Follow-up posts

I added broadcasting support: gnuplotlib and broadcasting in numpy

In the last post I talked about a gnuplot backend for numpy to make it possible to live without matplotlib. I just did quite a bit of work to port my PDL plotting library to python and numpy. The result: gnuplotlib. This is a fairly direct port, so the API and the design goals are similar. The module tries to be a thin shim between python and gnuplot, so if the user wants to do something fancy, they should read the gnuplot docs to figure out how to get the fancy thing done, and then communicate it to gnuplotlib. I see this as a good thing. Some basic examples from the main documentation:

import numpy      as np
import gnuplotlib as gp
from scipy.constants import pi

x = np.arange(101) - 50
gp.plot(x**2)
[ basic parabola plot pops up ]


g1 = gp.gnuplotlib(title = 'Parabola with error bars',
                   _with = 'xyerrorbars')
g1.plot( x**2 * 10, np.abs(x)/10, np.abs(x)*5,
         legend    = 'Parabola',
         tuplesize = 4 )
[ parabola with x,y errobars pops up in a new window ]


x,y = np.ogrid[-10:11,-10:11]
gp.plot( x**2 + y**2,
         title     = 'Heat map',
         cmds      = 'set view map',
         _with     = 'image',
         tuplesize = 3)
[ Heat map pops up where first parabola used to be ]

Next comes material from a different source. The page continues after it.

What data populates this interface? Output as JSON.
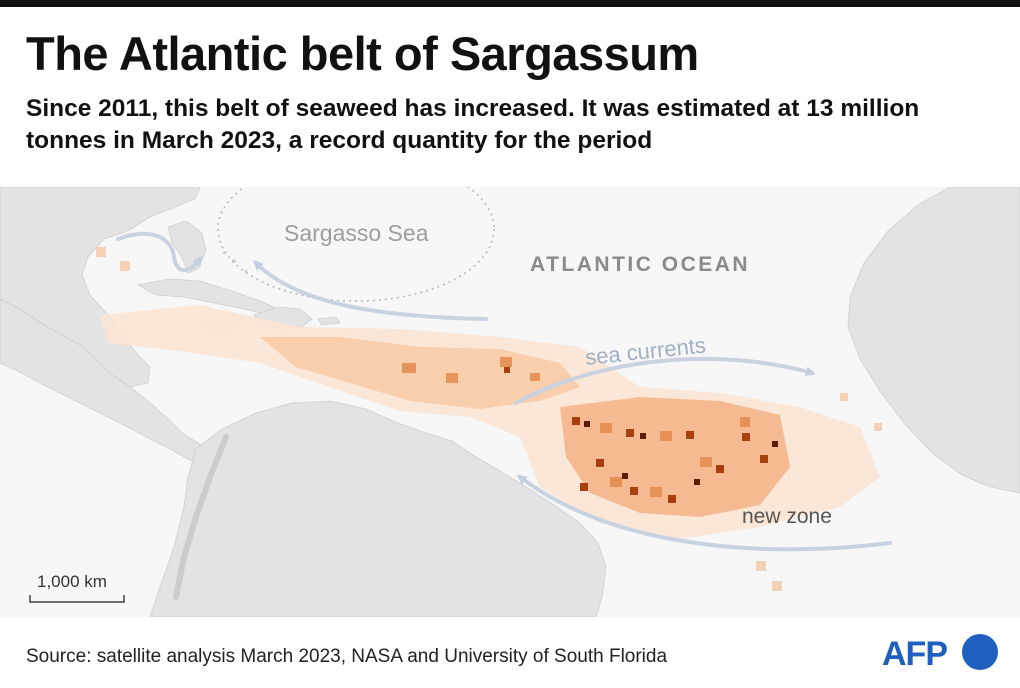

theta = np.linspace(0, 6*pi, 200)
z     = np.linspace(0, 5,    200)
g2 = gp.gnuplotlib(_3d = True)
g2.plot( (np.cos(theta),  np.sin(theta), z),
         (np.cos(theta), -np.sin(theta), z))
[ Two 3D curves together in a new window: spirals ]

See the main docs for more. During the course of this exercise I now have a fully-formed opinion of python from a perl perspective (meh). And one of numpy from a PDL perspective (also meh). But at least they're now "standard" for some meaning of that word, so we'll see.